Ofrenda (Offering), hand-woven textile, hand-dyed spun rope, fringe, found objects, paper pulp, Milagro charms, ocotillo, yucca, broken glass, mica, silica sand mixed with white sands, earthenware 120x96x120”, 2024.
Yucca Dream, paper pulp clay, found vessel, recycled scrap threads 10x6x4”, 2023.
Cactus Dream, earthenware clay, hand-woven textile, recycled fibers, 30x23x1”, 2023.
My Sacred Heart, paper pulp, dried ocotillo, recycled thread scraps, Milagro charms,18x12x4”, 2023.
My Sacred Heart detail
The Cross, paper pulp, recycled scrap thread 23x11x4” 2024
Obsidian Mirror, paper pulp, tinted mirror, acrylic thread, hand-dyed skeins, hand-dyed rope,63x42x4”, 2024.
Warping Prayer, found driftwood, acrylic warps, hand-dyed skeins 77x56x8”, 2024.
HONOR THY MAKER
HONOR THY MAKER challenges the concept of who the maker may be in relation to indigenous, non-indigenous traditions, and their intercultural exchanges. I use thread and cloth as my main medium, I understand fiber process as an alternative resistance as I begin to confront my sense of self in relation to the antagonistic cultural identity that I embody caused by colonialism. As a mixed Mexican and American woman from the U.S Southwest Mexico Border, I wrap and bind religious icons, sentimental objects, and raw materials to create a personal narrative that speaks to the amalgamation of religions and bi-cultural aesthetics within the borderland region. The action of wrapping and binding references the Mayan sacred bundles ritual in an attempt to connect with my indigenous ancestry, and question what the foundations of my ethnicity truly are.
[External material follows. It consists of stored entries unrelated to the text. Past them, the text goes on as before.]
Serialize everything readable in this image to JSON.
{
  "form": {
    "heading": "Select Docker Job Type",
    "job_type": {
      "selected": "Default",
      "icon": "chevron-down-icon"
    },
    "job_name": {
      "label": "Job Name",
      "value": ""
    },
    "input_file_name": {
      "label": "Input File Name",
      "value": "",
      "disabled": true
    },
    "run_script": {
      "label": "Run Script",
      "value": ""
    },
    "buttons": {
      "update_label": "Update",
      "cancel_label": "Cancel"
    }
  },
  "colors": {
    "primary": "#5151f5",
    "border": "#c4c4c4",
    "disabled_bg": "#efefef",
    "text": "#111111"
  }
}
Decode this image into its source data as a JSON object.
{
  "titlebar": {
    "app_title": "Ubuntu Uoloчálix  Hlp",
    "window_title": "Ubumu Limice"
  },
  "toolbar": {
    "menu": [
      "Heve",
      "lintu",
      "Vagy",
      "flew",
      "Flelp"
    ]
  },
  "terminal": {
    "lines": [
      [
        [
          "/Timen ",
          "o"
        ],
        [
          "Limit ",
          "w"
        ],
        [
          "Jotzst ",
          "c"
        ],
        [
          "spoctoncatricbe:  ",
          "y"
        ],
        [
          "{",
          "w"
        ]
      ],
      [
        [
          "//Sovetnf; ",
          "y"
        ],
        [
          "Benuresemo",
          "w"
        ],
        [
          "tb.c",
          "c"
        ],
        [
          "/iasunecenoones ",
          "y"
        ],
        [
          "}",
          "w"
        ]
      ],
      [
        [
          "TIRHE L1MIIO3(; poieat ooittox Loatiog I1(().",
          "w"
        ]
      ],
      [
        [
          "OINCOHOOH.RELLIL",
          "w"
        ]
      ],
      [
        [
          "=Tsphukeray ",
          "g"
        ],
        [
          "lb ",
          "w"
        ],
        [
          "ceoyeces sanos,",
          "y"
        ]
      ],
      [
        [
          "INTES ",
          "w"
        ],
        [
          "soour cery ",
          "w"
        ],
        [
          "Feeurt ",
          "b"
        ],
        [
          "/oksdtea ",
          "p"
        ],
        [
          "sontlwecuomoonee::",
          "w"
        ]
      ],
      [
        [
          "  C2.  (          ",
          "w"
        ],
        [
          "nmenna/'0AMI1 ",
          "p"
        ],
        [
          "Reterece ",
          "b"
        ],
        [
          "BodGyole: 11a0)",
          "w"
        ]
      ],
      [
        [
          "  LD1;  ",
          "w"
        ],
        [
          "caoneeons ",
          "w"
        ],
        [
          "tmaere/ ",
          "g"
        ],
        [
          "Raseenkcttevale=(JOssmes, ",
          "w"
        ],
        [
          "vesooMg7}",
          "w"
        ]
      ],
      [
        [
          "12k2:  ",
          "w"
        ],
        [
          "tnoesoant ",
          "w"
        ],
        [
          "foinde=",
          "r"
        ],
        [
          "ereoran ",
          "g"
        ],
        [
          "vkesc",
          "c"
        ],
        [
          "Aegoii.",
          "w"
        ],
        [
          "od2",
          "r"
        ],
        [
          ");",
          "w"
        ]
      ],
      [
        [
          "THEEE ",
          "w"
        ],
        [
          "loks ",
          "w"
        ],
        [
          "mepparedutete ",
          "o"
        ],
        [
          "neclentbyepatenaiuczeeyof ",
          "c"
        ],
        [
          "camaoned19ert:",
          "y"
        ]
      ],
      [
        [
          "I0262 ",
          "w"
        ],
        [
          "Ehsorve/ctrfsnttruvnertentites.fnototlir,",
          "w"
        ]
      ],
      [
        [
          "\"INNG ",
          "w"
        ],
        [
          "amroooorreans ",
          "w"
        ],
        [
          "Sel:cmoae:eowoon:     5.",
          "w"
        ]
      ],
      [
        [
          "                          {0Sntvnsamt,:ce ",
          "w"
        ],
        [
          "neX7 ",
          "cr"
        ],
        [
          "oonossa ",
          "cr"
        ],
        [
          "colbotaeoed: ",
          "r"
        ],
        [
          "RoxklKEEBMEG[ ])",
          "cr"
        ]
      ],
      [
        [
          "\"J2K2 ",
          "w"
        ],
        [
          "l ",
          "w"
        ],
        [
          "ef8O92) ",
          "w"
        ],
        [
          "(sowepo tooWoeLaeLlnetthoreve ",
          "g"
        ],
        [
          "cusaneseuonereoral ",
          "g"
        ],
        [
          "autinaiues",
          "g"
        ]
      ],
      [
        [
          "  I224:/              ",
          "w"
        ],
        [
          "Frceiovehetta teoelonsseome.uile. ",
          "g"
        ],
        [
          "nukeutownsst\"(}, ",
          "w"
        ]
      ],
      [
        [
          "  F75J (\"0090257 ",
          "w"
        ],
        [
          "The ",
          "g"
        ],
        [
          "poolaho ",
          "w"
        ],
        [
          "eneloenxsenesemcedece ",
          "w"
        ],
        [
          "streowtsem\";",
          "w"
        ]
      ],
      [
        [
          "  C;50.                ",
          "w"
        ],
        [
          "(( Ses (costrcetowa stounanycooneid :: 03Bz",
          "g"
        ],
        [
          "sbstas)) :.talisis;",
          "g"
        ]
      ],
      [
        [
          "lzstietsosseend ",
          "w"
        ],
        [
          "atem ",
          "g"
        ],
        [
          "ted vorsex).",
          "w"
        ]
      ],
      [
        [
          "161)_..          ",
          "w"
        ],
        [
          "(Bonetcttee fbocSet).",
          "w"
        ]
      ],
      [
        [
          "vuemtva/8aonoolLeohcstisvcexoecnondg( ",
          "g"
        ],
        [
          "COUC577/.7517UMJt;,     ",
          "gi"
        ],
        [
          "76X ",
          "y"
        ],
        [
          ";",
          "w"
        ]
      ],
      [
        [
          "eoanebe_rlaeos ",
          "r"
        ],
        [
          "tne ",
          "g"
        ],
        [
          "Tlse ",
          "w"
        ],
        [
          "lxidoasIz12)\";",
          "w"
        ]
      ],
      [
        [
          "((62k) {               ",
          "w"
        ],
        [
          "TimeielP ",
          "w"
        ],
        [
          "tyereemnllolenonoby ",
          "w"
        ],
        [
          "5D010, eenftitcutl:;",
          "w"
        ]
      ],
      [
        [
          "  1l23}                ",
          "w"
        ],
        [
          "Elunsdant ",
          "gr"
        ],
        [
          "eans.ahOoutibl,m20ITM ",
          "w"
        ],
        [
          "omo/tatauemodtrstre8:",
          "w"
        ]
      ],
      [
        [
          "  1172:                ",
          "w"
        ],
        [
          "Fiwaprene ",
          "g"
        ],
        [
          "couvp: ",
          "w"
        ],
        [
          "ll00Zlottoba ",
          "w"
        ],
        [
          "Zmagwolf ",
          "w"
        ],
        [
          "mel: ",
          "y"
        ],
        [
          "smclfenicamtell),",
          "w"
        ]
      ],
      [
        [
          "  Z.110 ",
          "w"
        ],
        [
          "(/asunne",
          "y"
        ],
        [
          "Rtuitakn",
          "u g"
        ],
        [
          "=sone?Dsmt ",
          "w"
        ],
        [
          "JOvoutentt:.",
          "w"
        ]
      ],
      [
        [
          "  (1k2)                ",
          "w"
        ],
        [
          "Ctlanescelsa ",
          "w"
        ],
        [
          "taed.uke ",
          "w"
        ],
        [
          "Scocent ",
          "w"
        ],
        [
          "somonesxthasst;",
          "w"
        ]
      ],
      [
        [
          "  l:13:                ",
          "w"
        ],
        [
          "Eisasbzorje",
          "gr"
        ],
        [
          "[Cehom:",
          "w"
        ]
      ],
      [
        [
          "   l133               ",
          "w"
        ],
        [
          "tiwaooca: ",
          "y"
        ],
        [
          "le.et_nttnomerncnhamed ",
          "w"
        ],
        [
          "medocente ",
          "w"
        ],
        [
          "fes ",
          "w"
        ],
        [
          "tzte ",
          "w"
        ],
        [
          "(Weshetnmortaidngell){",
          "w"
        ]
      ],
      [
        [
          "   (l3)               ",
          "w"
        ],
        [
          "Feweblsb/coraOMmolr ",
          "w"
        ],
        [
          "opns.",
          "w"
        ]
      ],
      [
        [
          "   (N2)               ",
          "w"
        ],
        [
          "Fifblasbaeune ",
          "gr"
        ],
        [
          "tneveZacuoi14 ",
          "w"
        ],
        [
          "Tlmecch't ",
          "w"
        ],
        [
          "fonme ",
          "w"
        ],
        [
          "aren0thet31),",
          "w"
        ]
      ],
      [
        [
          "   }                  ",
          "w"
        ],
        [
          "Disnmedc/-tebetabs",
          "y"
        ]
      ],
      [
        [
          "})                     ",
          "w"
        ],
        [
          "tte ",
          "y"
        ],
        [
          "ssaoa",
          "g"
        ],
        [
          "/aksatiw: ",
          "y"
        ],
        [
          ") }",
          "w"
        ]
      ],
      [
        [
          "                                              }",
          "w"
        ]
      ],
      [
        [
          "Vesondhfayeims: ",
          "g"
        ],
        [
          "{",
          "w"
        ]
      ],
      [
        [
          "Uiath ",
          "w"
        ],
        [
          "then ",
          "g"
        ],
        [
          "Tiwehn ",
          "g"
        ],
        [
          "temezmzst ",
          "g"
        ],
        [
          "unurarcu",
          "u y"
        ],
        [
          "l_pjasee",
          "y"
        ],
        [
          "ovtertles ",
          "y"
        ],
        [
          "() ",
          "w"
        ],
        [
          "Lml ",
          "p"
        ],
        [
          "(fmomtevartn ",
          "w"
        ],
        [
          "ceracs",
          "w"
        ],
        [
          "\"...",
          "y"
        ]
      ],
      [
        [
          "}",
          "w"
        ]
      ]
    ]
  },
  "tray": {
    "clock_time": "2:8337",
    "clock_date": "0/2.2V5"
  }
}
My wrapped works are my own observation of this ritual; I bind spiritual symbols that connect to border culture, land, and identity into a structure in a non-binary motion. This action visually expresses my internal resistance to forced Westernized belief systems imposed on my undiscovered ancestry. This forceful action merges the two and they become one like my heritage, like the border. Through wrapping and binding, I create a sense of self, an homage to the silenced voices over generations of assimilation trauma.